Sur America's Army, outils de ressources humaines à grande échelle, il était prévu que l’armée américaine puisse avoir accès aux profils et performances des joueurs pour sélectionner ses soldats. Si l'option n'a finalement pas été retenue, les sept millions de dollars investis ces dernières années par le gouvernement américain dans le projet aident à mieux saisir l'enjeu d'un tel plan de recrutement. Un Kaboul dématérialisé dans les "malls" de grandes villes, une suite logique pour le Pentagone.
Dès 1999, le gouvernement américain s'associe avec l'Université de Californie du Sud et les studios d'Hollywood pour réfléchir à un simulateur d'entraînement militaire. Apprendre aux futurs soldats à conduire des véhicules coûteux ne suffit plus. En associant les deux plus grandes industries du divertissement, celles du jeu vidéo et du cinéma, le Pentagone désire aller plus loin. Le début du XXIème siècle voit les stratégies de combat évoluer, les théâtres d'opérations se complexifier. Il ne s’agit plus seulement de recréer le décor d'un environnement : le scenario et sa crédibilité deviennent les éléments clés d'une immersion réussie pour tester les recrues. En 2004, un nouveau mode d'entraînement militaire voit le jour. Le JFETS, pour Joint Fires and Effects Trainer System, est un jeu vidéo capable de générer ses propres scénarios. Dans ce type d'installation, une salle plongée dans le noir réunit murs d'écrans et enceintes intégrées au sol. Le but recherché : recréer auprès du soldat les émotions du terrain. Incertitude, peur, hésitation, empathie, la sollicitation se veut totale. Ici le réalisme est autant narratif que graphique.

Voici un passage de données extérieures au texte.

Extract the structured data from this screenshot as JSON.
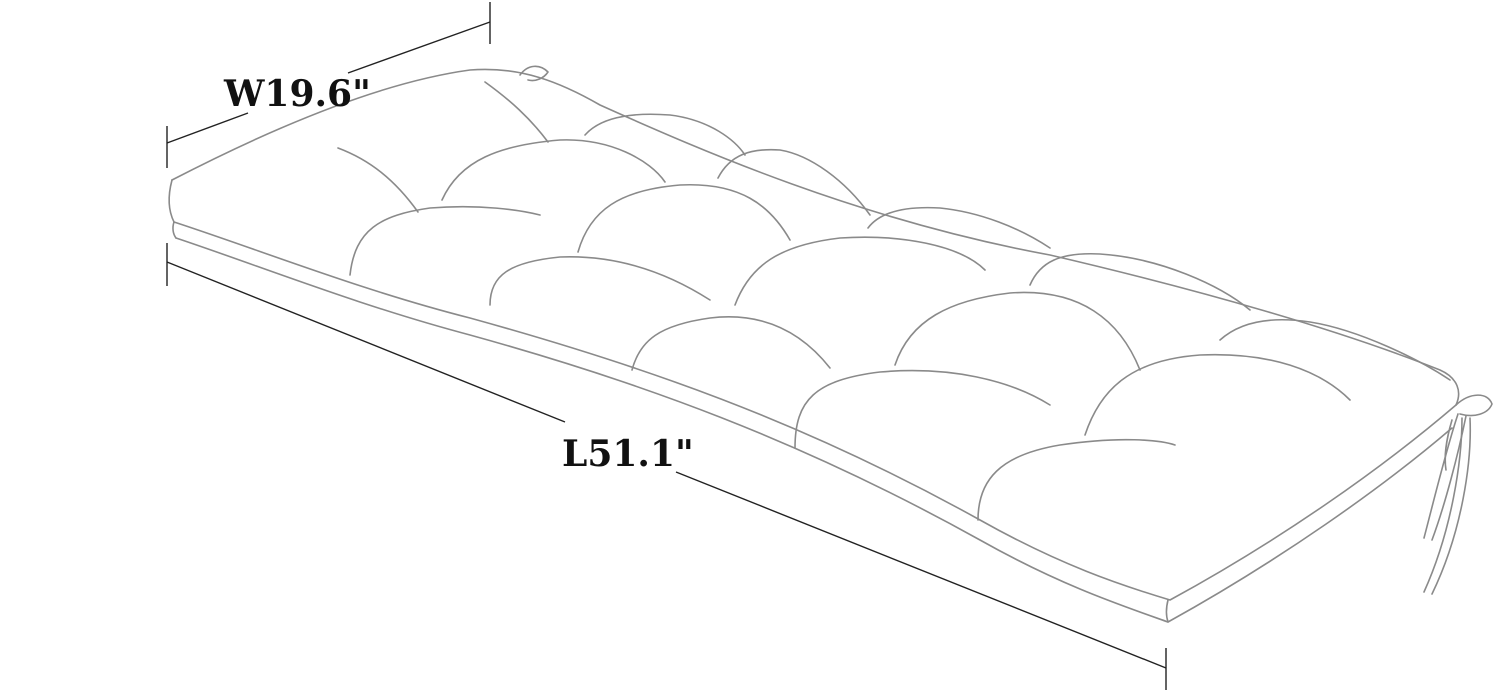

En 2009 la British Army a poussé ce réalisme un peu plus loin. Au beau milieu de la province verdoyante de Norfolk à l'est du Royaume-Uni, le Ministère de la Défense britannique a fait construire la réplique d'un village afghan aux maisons de terre séchées sur 51 000 M2 dans le camp d'entraînement militaire de Stanford. Si le lieu a tout d'un décor de cinéma – aux constructions parfois grossières – il est habité et entretenu par des afghans de nationalité. Des acteurs en costume participent également à la mise en scène. Diffuseurs d'arômes artificiels – épices et viande avariée –, produits ramenés du pays et graffitis en arabe complètent l'immersion. Quatorze millions de livres sterling auront été nécessaires pour reproduire cet environnement. Mais difficile de recréer l'aridité de Kandahar dans une des régions les plus pluvieuses du Royaume-Uni. Dans le village reconstitué, des troupes anglaises s'activent et progressent. Le stress est visible. Un terroriste est signalé non loin d'une mosquée. À peine repéré, il déclenche sa charge d'explosifs. La mission échoue dans la poussière d'une explosion simulée. Pour le lieutenant colonel Simon Lloyd ce terrain reste le plus favorable pour entraîner ses soldats. Chaque nouvelle force britannique envoyée en Afghanistan passe désormais par ce camp de préparation.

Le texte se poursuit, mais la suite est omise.